French-Iran Swap Takes Place in Karachi : Mitterrand Says He Expects Freedom for 3 Remaining Hostages
KARACHI, Pakistan — A French diplomat was exchanged for an Iranian interpreter here Monday in a deal to thaw a five-month diplomatic chill between Iran and France.
“We are happy,” Hossein Kashani, Iran’s consul general in the Pakistani capital, told reporters after the two freed men had left separately for their home countries.
Paul Torri, French consul in Tehran, and Wahid Gordji, an interpreter at the Iranian Embassy in Paris, had been kept under siege at their respective missions since July.
They were both flown to Pakistan on Monday and exchanged at Karachi airport in the presence of the two countries’ consuls general and Pakistani Foreign Ministry officials. (Reports Sunday erroneously had Gordji departing Paris for Tehran, not Karachi.)
Karachi airport, where gunmen last year killed 22 people during a hijacking, was sealed off by police.
The dispute between France and Iran flared when French authorities sought to interview Gordji as part of the investigation into a series of bombings in September, 1985, in Paris.
The interpreter refused and took refuge in the Iranian Embassy. French authorities promptly sealed the building to prevent his escape.
In Tehran, authorities accused Torri of spying and black-marketeering and clamped a similar ring of steel around the French Embassy. France refused to let him testify, accusing Iran of trying to create a false parallel.
The two men submitted to questioning Sunday night and were then flown to Karachi for the exchange. Airport officials said they were searched, a document was signed, then the two were allowed to leave.
3 More Hostages
In Paris, with the 4 1/2-month embassy standoff ended, President Francois Mitterrand said the process should lead to freedom soon for the three remaining French hostages in Lebanon. But he cautioned that the issue must be pursued carefully, “with respect for the dignity of our country.”
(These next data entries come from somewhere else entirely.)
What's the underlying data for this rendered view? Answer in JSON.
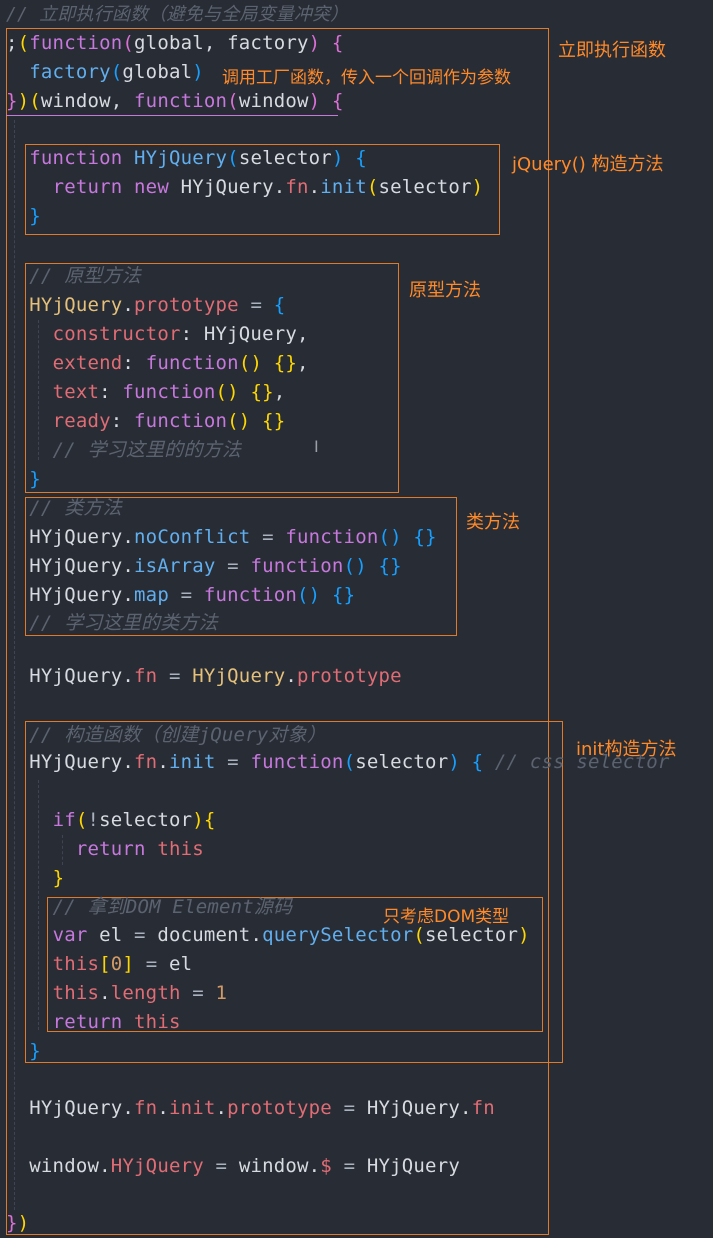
{
  "code": {
    "comment_iife": "// 立即执行函数（避免与全局变量冲突）",
    "iife_open_kw": "function",
    "iife_open_args": "global, factory",
    "factory_call": "factory",
    "factory_arg": "global",
    "iife_close_prefix": "})(",
    "iife_close_window": "window",
    "iife_close_kw": "function",
    "iife_close_param": "window",
    "ctor_kw": "function",
    "ctor_name": "HYjQuery",
    "ctor_param": "selector",
    "return_kw": "return",
    "new_kw": "new",
    "ctor_return_cls": "HYjQuery",
    "fn_prop": "fn",
    "init_method": "init",
    "ctor_return_arg": "selector",
    "comment_proto": "// 原型方法",
    "proto_cls": "HYjQuery",
    "proto_prop": "prototype",
    "k_constructor": "constructor",
    "v_constructor": "HYjQuery",
    "k_extend": "extend",
    "k_text": "text",
    "k_ready": "ready",
    "comment_learn_proto": "// 学习这里的的方法",
    "comment_static": "// 类方法",
    "m_noconflict": "noConflict",
    "m_isarray": "isArray",
    "m_map": "map",
    "comment_learn_static": "// 学习这里的类方法",
    "assign_fn_cls": "HYjQuery",
    "assign_fn_prop": "fn",
    "assign_fn_rhs_cls": "HYjQuery",
    "assign_fn_rhs_prop": "prototype",
    "comment_init": "// 构造函数（创建jQuery对象）",
    "init_cls": "HYjQuery",
    "init_fn": "fn",
    "init_name": "init",
    "init_kw": "function",
    "init_param": "selector",
    "init_trailing_comment": "// css selector",
    "if_kw": "if",
    "if_cond": "selector",
    "return_this_kw": "return",
    "this_kw": "this",
    "comment_dom": "// 拿到DOM Element源码",
    "var_kw": "var",
    "var_name": "el",
    "document_obj": "document",
    "qs_method": "querySelector",
    "qs_arg": "selector",
    "this_index_kw": "this",
    "index_num": "0",
    "el_ref": "el",
    "this_len_kw": "this",
    "length_prop": "length",
    "length_val": "1",
    "final_return": "return",
    "final_this": "this",
    "proto_chain_cls": "HYjQuery",
    "proto_chain_fn": "fn",
    "proto_chain_init": "init",
    "proto_chain_proto": "prototype",
    "proto_chain_rhs_cls": "HYjQuery",
    "proto_chain_rhs_fn": "fn",
    "window_obj": "window",
    "window_prop": "HYjQuery",
    "window_obj2": "window",
    "dollar": "$",
    "window_rhs": "HYjQuery",
    "closing": "})"
  },
  "annotations": {
    "iife": "立即执行函数",
    "factory": "调用工厂函数，传入一个回调作为参数",
    "jquery_ctor": "jQuery() 构造方法",
    "proto": "原型方法",
    "static": "类方法",
    "init": "init构造方法",
    "dom_only": "只考虑DOM类型"
  },
  "colors": {
    "background": "#282c34",
    "annotation": "#ff8a2a",
    "box_border": "#e07a2b"
  }
}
Iran said Monday that further improvement in relations depends on France halting arms sales to Iraq, with which Iran has been at war for seven years, and repaying all of a $1-billion loan the late Shah Mohammed Reza Pahlavi made to Paris 13 years ago.
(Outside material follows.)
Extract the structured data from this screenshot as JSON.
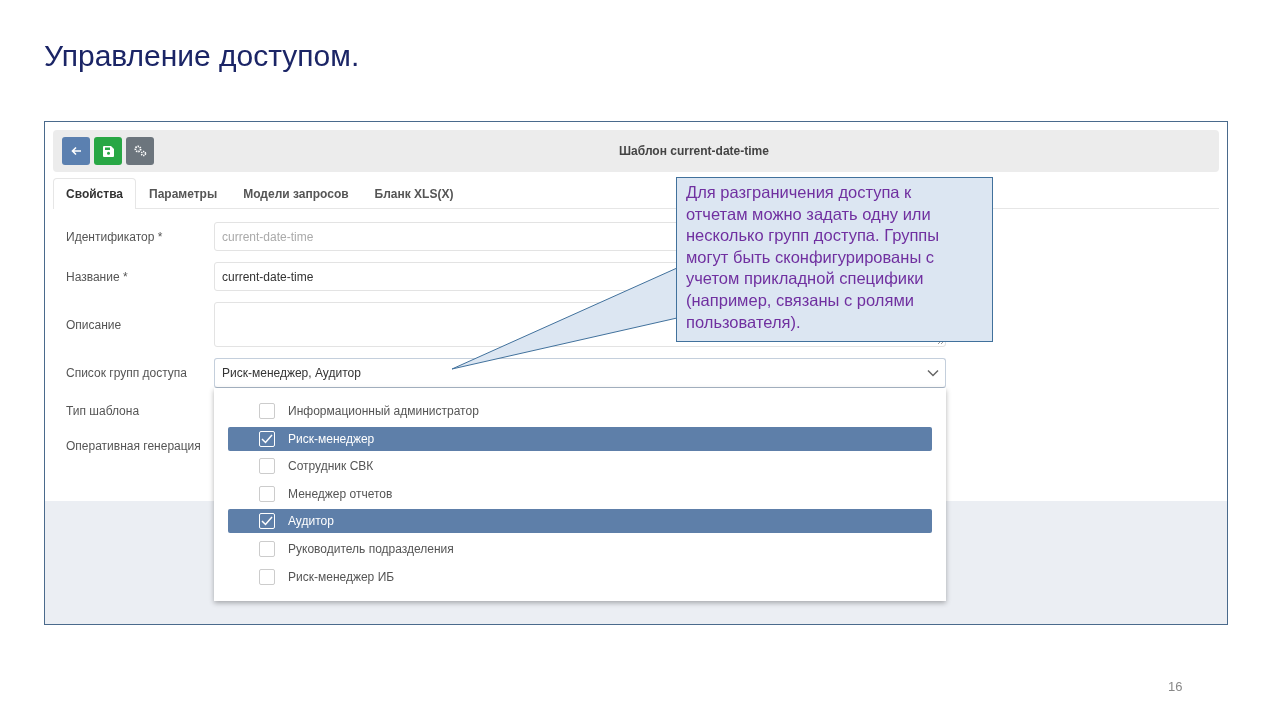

During an interview on French television, Mitterrand cautioned against considering the exchange of Torri and Gordji a simple “diplomatic swap.”
“You can’t swap crime for innocence,” Mitterrand said.
Questions were raised in France about possible infringement on the independence of Judge Gilles Boulouque’s investigation of Gordji, who apparently was promised in advance he would not be charged with a crime.
“At the very moment he was in the judge’s office, the airplane’s motors were warming up,” said Jean-Jack Queyranne, spokesman for the opposition Socialists.
Queyranne said the government, in obtaining the release of television newsmen Jean-Louis Normandin and Roger Auque from the pro-Iranian Shia Muslim group Revolutionary Justice Organization last Friday, seemed to have abandoned its pledge not to deal with terrorists.